А за урочищем — озера: Глубокое, Круглое, Кривое, лес дубовый и река Северский Донец. Не Северный, как многие считают и даже пишут, такого не было и нет, а Северский — по названию славянского племени северян. За Донцом — город с пятиглавым собором, в котором, по преданию, Петр Великий, спеша из Азова под Полтаву, в день своего рождения сам читал изюмцам псалтырь, и — пепельно-серая гора Кремянец, по-старинному Изюм-Курган. Если приглядеться к ней — седая она, обильно политая кровью, усеяна русскими косточками в недавние и давние времена. Есть на ней скромная металлическая доска с длинным списком советских частей и соединений, сражавшихся здесь в минувшей войне. Под горой, на забытой и почти исчезнувшей ныне речке Сальнице еще Владимир Мономах бивал половцев. Глядя на гору, прощались с Родиной 9 мая 1185 года, за восемь веков и полных шестьдесят лет до Дня Победы, ратники князя Игоря: «О русская земля, уже за шеломянем еси!..»
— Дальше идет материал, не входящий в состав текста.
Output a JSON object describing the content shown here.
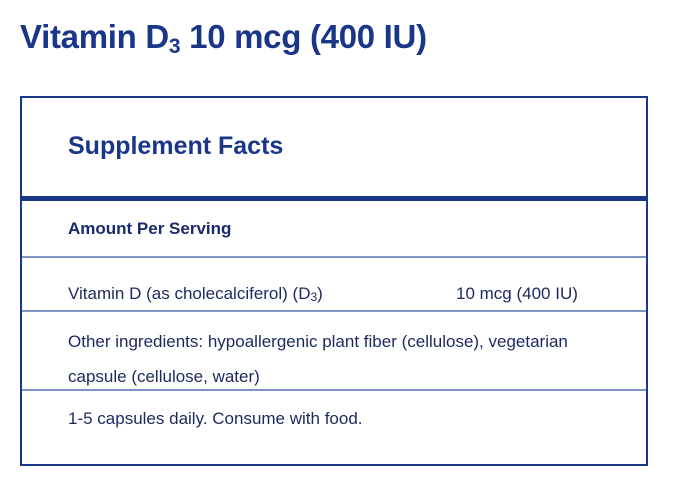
{
  "title": {
    "main": "Vitamin D",
    "subscript": "3",
    "rest": " 10 mcg (400 IU)"
  },
  "facts": {
    "heading": "Supplement Facts",
    "amount_label": "Amount Per Serving",
    "nutrient": {
      "name": "Vitamin D (as cholecalciferol) (D",
      "name_sub": "3",
      "name_end": ")",
      "amount": "10 mcg (400 IU)"
    },
    "other_ingredients": "Other ingredients: hypoallergenic plant fiber (cellulose), vegetarian capsule (cellulose, water)",
    "directions": "1-5 capsules daily. Consume with food."
  },
  "colors": {
    "brand": "#1a3689",
    "divider": "#7f93c4"
  }
}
Три с половиной века назад поставили русские служивые люди на горе укрепление — Изюмский окоп. Со временем окоп стал городом-крепостью, центром казачьего затем гусарского полка. Два с половиной века изюмцы служили Отечеству, распевая походную песню: «Есть на Руси полки лихие, недаром слава их громка, но нет у матушки-России славней Изюмского полка». Упоминается в той песне пол-Европы, может, и больше, а заканчивается она не без гордости и собственного удивления: «И даже раз Париж смятенный в своих прославленных стенах видал твой доломан червонный и синий ментик в галунах». И вот у этих рубак, как свидетельствует Филарет, был священник с нашей фамилией, а у него, это уже семейное предание, была дочь, разумеется, красавица. Любил ее гусар, без венца, и кто знает, как все было, но ушел он в поход и погиб. Вот так наш род не поменял фамилию…

Многое можно рассказать о Кремянце, но всему свое время…

Сашко Андрия Вильшаного, или Сашко Вильшаный бабки Ягоровны, часто думает о том, что было, есть и будет за железной дорогой. В нем живет неудовлетворимая потребность побывать там, пройтись, непременно босиком и утром, по росному лугу, обойти заросшие камышами озера, побродить по урочищу и болоту, прогуляться к Донцу — в любую пору года постоять молча минуту-другую на сребреных его берегах. На лугу хочется упасть лицом в цветущий клевер, закрыть глаза, уйти на миг от всех забот, суетного и преходящего — пусть жужжат пчелы, пахнут травы, пусть только ощущается тепло, дыхание родной земли.

Там, за железной дорогой, пробуждается в душе самое лучшее, что у него есть; там, как ни в каком ином месте, остро чувствует причастность свою к родному краю, приходит к мысли, в которой убеждается не напряжением ума, а при одном виде зовущей зеленой стены Змиевского, двух диких груш посреди огромного луга, что великое благо для человека иметь то конкретное место на земле, которое можно прежде всего назвать родиной, — как и матерью только одну из всех матерей.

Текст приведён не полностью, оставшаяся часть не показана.